Lasansky’s early woodcuts and drypoints are all on peasant themes and they are done in a rather dark and dense and primitive style. For him primitivism seems to be realism, and it is a very effective kind of realism indeed. Later he would seem to have abandoned the primitive for an imaginative, somewhat surrealistic style full of reminiscences of the Renaissance and the baroque.
His big etchings in this manner are, if nothing else, remarkable feats of technical skill, at times bordering on trickery. Perhaps the most extraordinary of them all is the work called “La Rosa y el Espejo” (“The Rose and the Mirror’־) with its reflected, interpenetrating images suggesting a kind of sly collaboration of Leonardo, Duerer and Dali. The latest of the Lasanskys are about equally influenced by the textural experiments of Sidney Havter and the horses of Picasso's "Guernica.” They are highly tense and powerful things; just where they are going, and where Lasansky is going, is a question I do not propose to answer.
The exhibition of paintings by Matthew Barnes in the room adjoining Lasansky brings together an exceptionally large representation of one of San Francisco's most individual artists.
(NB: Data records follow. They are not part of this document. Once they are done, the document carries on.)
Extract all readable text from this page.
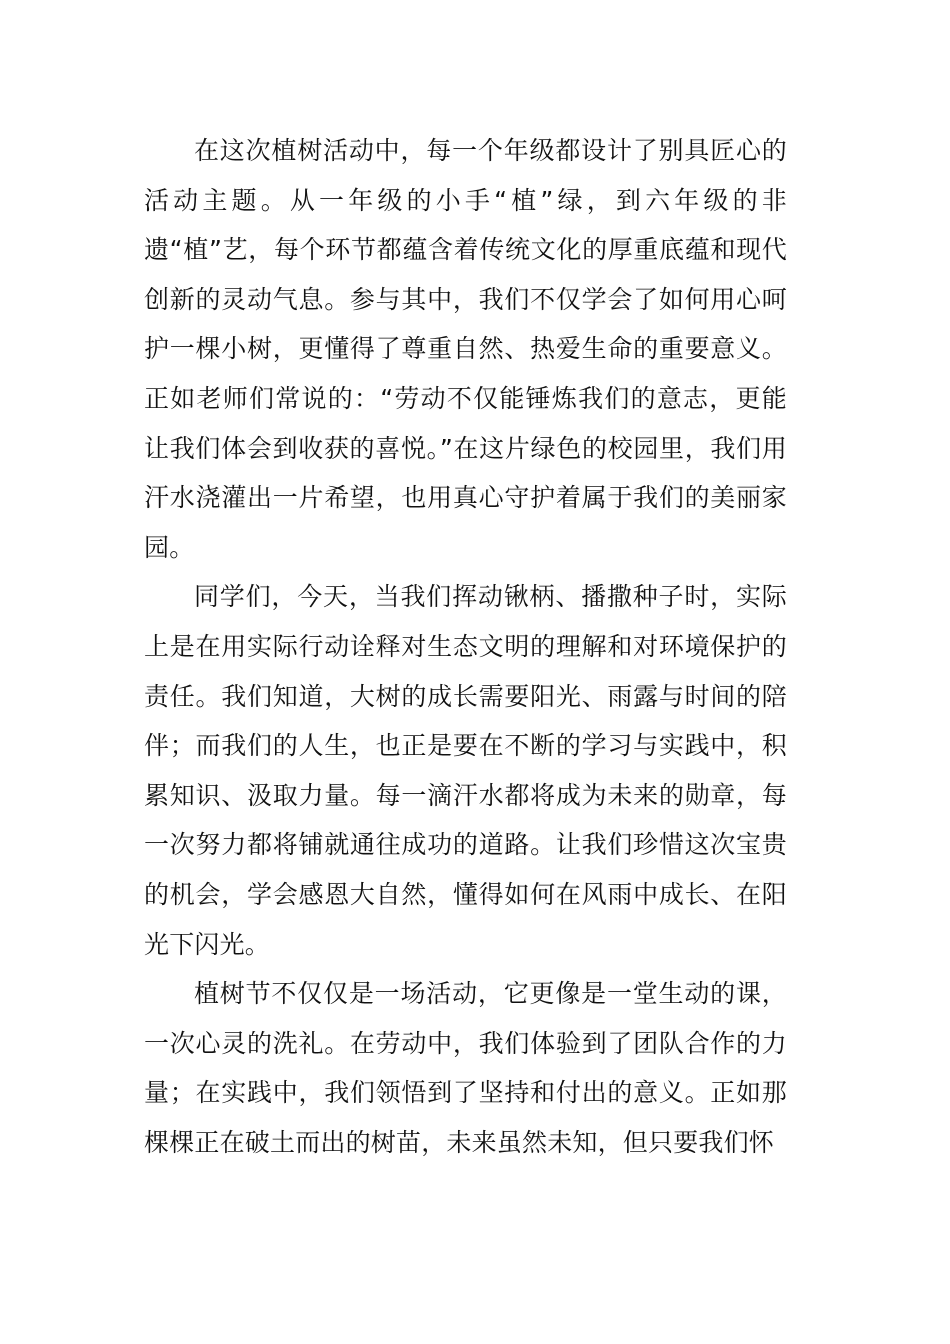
在这次植树活动中，每一个年级都设计了别具匠心的活动主题。从一年级的小手“植”绿，到六年级的非遗“植”艺，每个环节都蕴含着传统文化的厚重底蕴和现代创新的灵动气息。参与其中，我们不仅学会了如何用心呵护一棵小树，更懂得了尊重自然、热爱生命的重要意义。正如老师们常说的：“劳动不仅能锤炼我们的意志，更能让我们体会到收获的喜悦。”在这片绿色的校园里，我们用汗水浇灌出一片希望，也用真心守护着属于我们的美丽家园。

同学们，今天，当我们挥动锹柄、播撒种子时，实际上是在用实际行动诠释对生态文明的理解和对环境保护的责任。我们知道，大树的成长需要阳光、雨露与时间的陪伴；而我们的人生，也正是要在不断的学习与实践中，积累知识、汲取力量。每一滴汗水都将成为未来的勋章，每一次努力都将铺就通往成功的道路。让我们珍惜这次宝贵的机会，学会感恩大自然，懂得如何在风雨中成长、在阳光下闪光。

植树节不仅仅是一场活动，它更像是一堂生动的课，一次心灵的洗礼。在劳动中，我们体验到了团队合作的力量；在实践中，我们领悟到了坚持和付出的意义。正如那棵棵正在破土而出的树苗，未来虽然未知，但只要我们怀
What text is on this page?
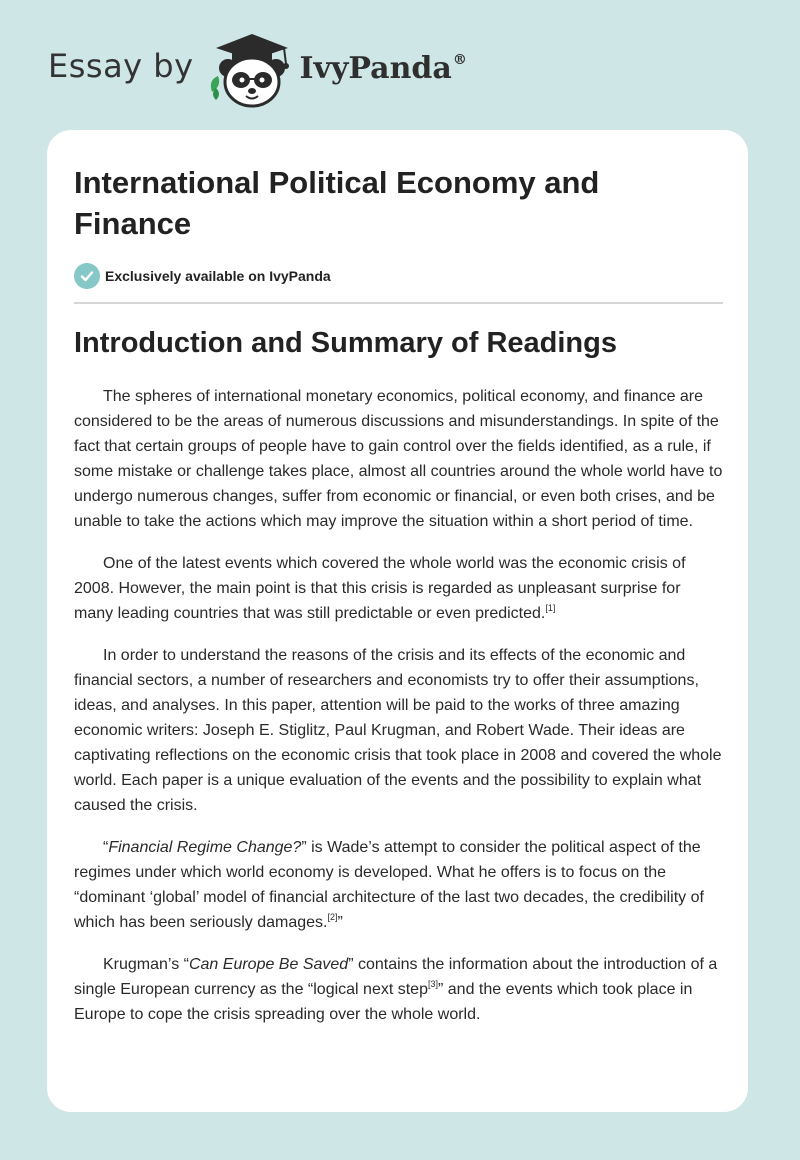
Essay by	IvyPanda®
International Political Economy and Finance
Exclusively available on IvyPanda
Introduction and Summary of Readings

The spheres of international monetary economics, political economy, and finance are considered to be the areas of numerous discussions and misunderstandings. In spite of the fact that certain groups of people have to gain control over the fields identified, as a rule, if some mistake or challenge takes place, almost all countries around the whole world have to undergo numerous changes, suffer from economic or financial, or even both crises, and be unable to take the actions which may improve the situation within a short period of time.

One of the latest events which covered the whole world was the economic crisis of 2008. However, the main point is that this crisis is regarded as unpleasant surprise for many leading countries that was still predictable or even predicted.[1]

In order to understand the reasons of the crisis and its effects of the economic and financial sectors, a number of researchers and economists try to offer their assumptions, ideas, and analyses. In this paper, attention will be paid to the works of three amazing economic writers: Joseph E. Stiglitz, Paul Krugman, and Robert Wade. Their ideas are captivating reflections on the economic crisis that took place in 2008 and covered the whole world. Each paper is a unique evaluation of the events and the possibility to explain what caused the crisis.

“Financial Regime Change?” is Wade’s attempt to consider the political aspect of the regimes under which world economy is developed. What he offers is to focus on the “dominant ‘global’ model of financial architecture of the last two decades, the credibility of which has been seriously damages.[2]”

Krugman’s “Can Europe Be Saved” contains the information about the introduction of a single European currency as the “logical next step[3]” and the events which took place in Europe to cope the crisis spreading over the whole world.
Barnes told me once that he was brought up ׳on old Scotch folk tales, and this fact is quite clearly apparent in the eerie, noctambulistic atmosphere of his paintings.
Barnes is inclined to paint a little according to formula, forwhich reason one or two of his pictures are likely to be a bit more impressive than a whole group. He loves icy moonlight, lowering, bulky shadows, and high places that seem in the night like the ultimate edge of the world. There are strange gleams and phosphorescences in the stillness of his blue and black masses, wherefore the pictures shine out and carry at a distance in a most extraordinary fashion; as Dr. Morley remarked, “they sing on the wall."
At times Barnes deserts his square, boxy houses, his restless lakes and legendary moons for purely introspective fantasies like the thing called, “Playful Snakes,” but these are not Barnes at his best. On his own ground he belongs with Ryder and Mattson and the finest of the American romanticists.
In another gallery adjoining Lasansky is a collection of watercolors and oils by Zahara Schatz, whose brother, Bezalel, also had a show at the San Francisco Museum some time ago. Miss Schatz’s water colors come through easily. They are crisp and rhapsodic at once. They are full of vigor and life and deft understatement, speaking as much through the white space as through the color. Her oils I find completely, baffling. There are hints of Klee and Miro, but the pictures are not like Klee and Miro. They exploit little climbing and tumbling shapes which say nothing in particular to me, and I am quite willing to admit that that is my fault rather than the artist’s.